Kompatscher berichtete vom Austausch mit Regionenminister Boccia und Gesundheitsminister Speranza. Übermorgen solle ein weiterer Austausch mit den Regionen stattfinden über ein neues Dekret des Ministerpräsidenten, das ab Samstag gelten solle. Zugleich solle der allgemeine Notstand mit Gesetzesdekret verlängert werden. Die beiden Minister hätten erklärt, dass das Prinzip der Einstufung nach Farben beibehalten werden solle. Die Regierung habe bereits entschieden, dass der Übertritt in eine andere Zone früher stattfinden solle, bei RT über 1 orange, über 1,25 rot. Darüber hinaus seien weitere Verschärfungen geplant. Die 7-Tage-Inzidenz als Kriterium scheine vom Tisch zu sein, damit wäre man veranlasst, weniger zu testen. Man überlege, die gelben Zonen mit Risikotrend gleich als orange einzustufen: Hier seien die Auslastung der Intensivstationen und die Ortung der Infektionsherde ausschlaggebend. Mit diesem Kriterium wären fast alle Regionen orange Zone.

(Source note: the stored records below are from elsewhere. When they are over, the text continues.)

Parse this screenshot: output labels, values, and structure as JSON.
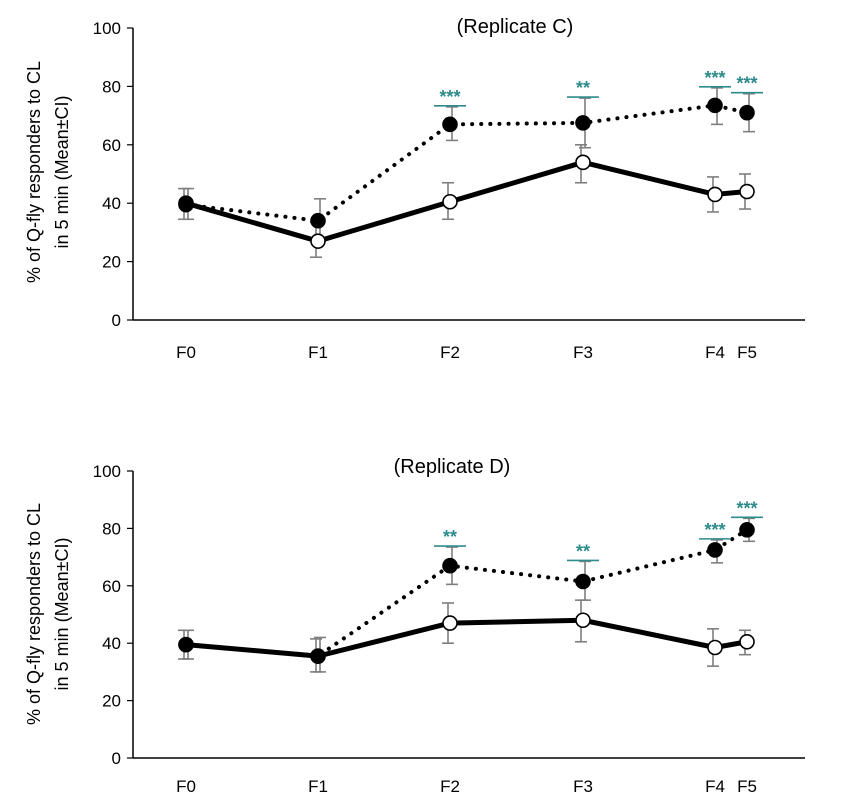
{
  "colors": {
    "significance": "#2E8B8B",
    "line": "#000000",
    "error_bar": "#7f7f7f",
    "open_marker_fill": "#ffffff",
    "filled_marker_fill": "#000000"
  },
  "chart_data": [
    {
      "type": "line",
      "title": "(Replicate C)",
      "ylabel": [
        "% of Q-fly responders to CL",
        "in 5 min (Mean±CI)"
      ],
      "ylim": [
        0,
        100
      ],
      "yticks": [
        "0",
        "20",
        "40",
        "60",
        "80",
        "100"
      ],
      "categories": [
        "F0",
        "F1",
        "F2",
        "F3",
        "F4",
        "F5"
      ],
      "series": [
        {
          "style": "solid",
          "marker": "open-circle",
          "values": [
            40,
            27,
            40.5,
            54,
            43,
            44
          ],
          "ci": [
            [
              34.5,
              45
            ],
            [
              21.5,
              33.5
            ],
            [
              34.5,
              47
            ],
            [
              47,
              60
            ],
            [
              37,
              49
            ],
            [
              38,
              50
            ]
          ]
        },
        {
          "style": "dotted",
          "marker": "filled-circle",
          "values": [
            39.5,
            34,
            67,
            67.5,
            73.5,
            71
          ],
          "ci": [
            [
              34.5,
              45
            ],
            [
              27,
              41.5
            ],
            [
              61.5,
              73
            ],
            [
              59,
              76
            ],
            [
              67,
              79.5
            ],
            [
              64.5,
              77.5
            ]
          ]
        }
      ],
      "significance": [
        "",
        "",
        "***",
        "**",
        "***",
        "***"
      ]
    },
    {
      "type": "line",
      "title": "(Replicate D)",
      "ylabel": [
        "% of Q-fly responders to CL",
        "in 5 min (Mean±CI)"
      ],
      "ylim": [
        0,
        100
      ],
      "yticks": [
        "0",
        "20",
        "40",
        "60",
        "80",
        "100"
      ],
      "categories": [
        "F0",
        "F1",
        "F2",
        "F3",
        "F4",
        "F5"
      ],
      "series": [
        {
          "style": "solid",
          "marker": "open-circle",
          "values": [
            39.5,
            35.5,
            47,
            48,
            38.5,
            40.5
          ],
          "ci": [
            [
              34.5,
              44.5
            ],
            [
              30,
              41.5
            ],
            [
              40,
              54
            ],
            [
              40.5,
              55
            ],
            [
              32,
              45
            ],
            [
              36,
              44.5
            ]
          ]
        },
        {
          "style": "dotted",
          "marker": "filled-circle",
          "values": [
            39.5,
            35.5,
            67,
            61.5,
            72.5,
            79.5
          ],
          "ci": [
            [
              34.5,
              44.5
            ],
            [
              30,
              42
            ],
            [
              60.5,
              73.5
            ],
            [
              55,
              68.5
            ],
            [
              68,
              76
            ],
            [
              75.5,
              83.5
            ]
          ]
        }
      ],
      "significance": [
        "",
        "",
        "**",
        "**",
        "***",
        "***"
      ]
    }
  ]
}
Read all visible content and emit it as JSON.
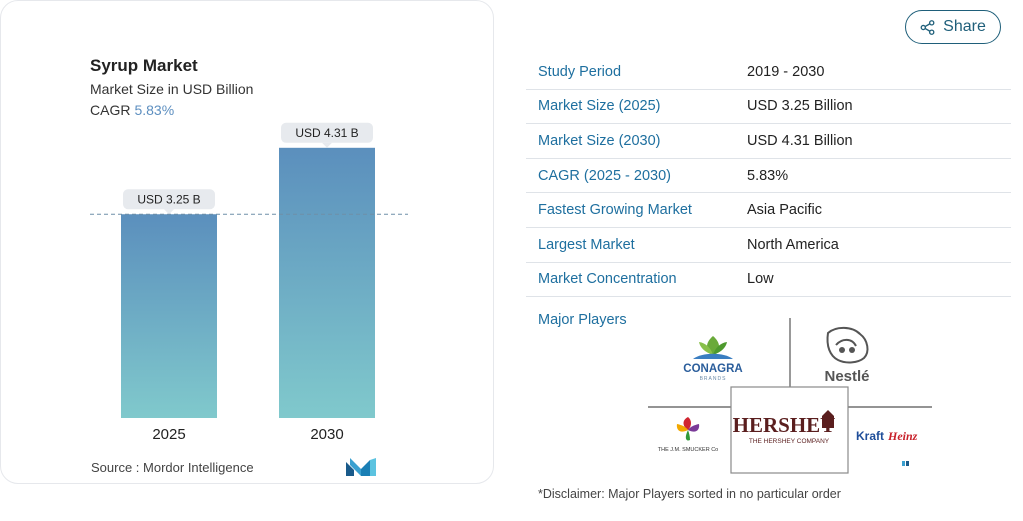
{
  "share": {
    "label": "Share",
    "icon": "share-icon"
  },
  "chart_data": {
    "type": "bar",
    "title": "Syrup Market",
    "subtitle": "Market Size in USD Billion",
    "cagr_label": "CAGR",
    "cagr_value": "5.83%",
    "categories": [
      "2025",
      "2030"
    ],
    "values": [
      3.25,
      4.31
    ],
    "data_labels": [
      "USD 3.25 B",
      "USD 4.31 B"
    ],
    "ylim": [
      0,
      5.2
    ],
    "colors": {
      "top": "#5b8fbd",
      "bottom": "#80c9cc",
      "label_bg": "#e7eaee"
    }
  },
  "source": "Source :  Mordor Intelligence",
  "table": {
    "rows": [
      {
        "key": "Study Period",
        "value": "2019 - 2030"
      },
      {
        "key": "Market Size (2025)",
        "value": "USD 3.25 Billion"
      },
      {
        "key": "Market Size (2030)",
        "value": "USD 4.31 Billion"
      },
      {
        "key": "CAGR (2025 - 2030)",
        "value": "5.83%"
      },
      {
        "key": "Fastest Growing Market",
        "value": "Asia Pacific"
      },
      {
        "key": "Largest Market",
        "value": "North America"
      },
      {
        "key": "Market Concentration",
        "value": "Low"
      }
    ]
  },
  "players": {
    "label": "Major Players",
    "conagra": {
      "name": "CONAGRA",
      "tag": "BRANDS"
    },
    "nestle": "Nestlé",
    "hershey": {
      "name": "HERSHEY",
      "tag": "THE HERSHEY COMPANY"
    },
    "smucker": "THE J.M. SMUCKER Co",
    "kraftheinz": {
      "a": "Kraft",
      "b": "Heinz"
    }
  },
  "disclaimer": "*Disclaimer: Major Players sorted in no particular order"
}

Die Landesregierung habe sich heute mit dem Thema befasst und folge derselben Logik. Sie entscheide nicht nach Gutdünken. Der Maßnahmenkatalog sei in ganz Europa ungefähr gleich, ebenso die Risikoeinstufung der verschiedenen Betriebe. Südtirol habe derzeit eine angespannte und kritische Situation, die aber relativ stabil sei. Südtirol habe über die Feiertage eine strengere und durchgehende Regelung gehabt. Seit dem 7. Jänner habe sich die Situation wenig geändert. Es gebe einen leichten Trend zur Verschlechterung bei den stationären Behandlungen, aber keine steile Kurve. Daher wolle man vorerst bei den gleichen Regeln bleiben, aber die Kriterien festlegen, ab wann man nachlegen müsse. Man folge damit derselben Logik wie der Staat. Weihnachten sei in den Zahlen schon enthalten, in den nächsten Tagen werde man die Auswirkungen von Silvester sehen. Man habe den Eindruck, dass nicht überall die Regeln eingehalten wurden. Wenn eine strengere Regelung notwendig sei, dann werde diese drei Wochen gelten. Wenn es die Zahlen danach erlauben würden, würde man zu Regeln zurückkehren, die gelb oder, noch besser, weiß entsprächen. Das sei das, was die Landesregierung bei veränderlichen Zahlen an Klarheit bieten könne. Man habe einen zähen Herbst hinter sich und einen noch strengeren Winter, und viele Betriebe hätten das Fett langsam aufgebraucht. Auf jeden Fall werde es wirtschaftliche Unterstützung für Betriebe und Familien brauchen. Man werde in Rom darauf drängen, dass der Staat wirksame Unterstützungen biete. Gleichzeitig wolle man auch als Land Maßnahmen setzen. Man werde viel Geld in die Hand nehmen müssen, ob durch Verschuldung oder aus anderen Quellen.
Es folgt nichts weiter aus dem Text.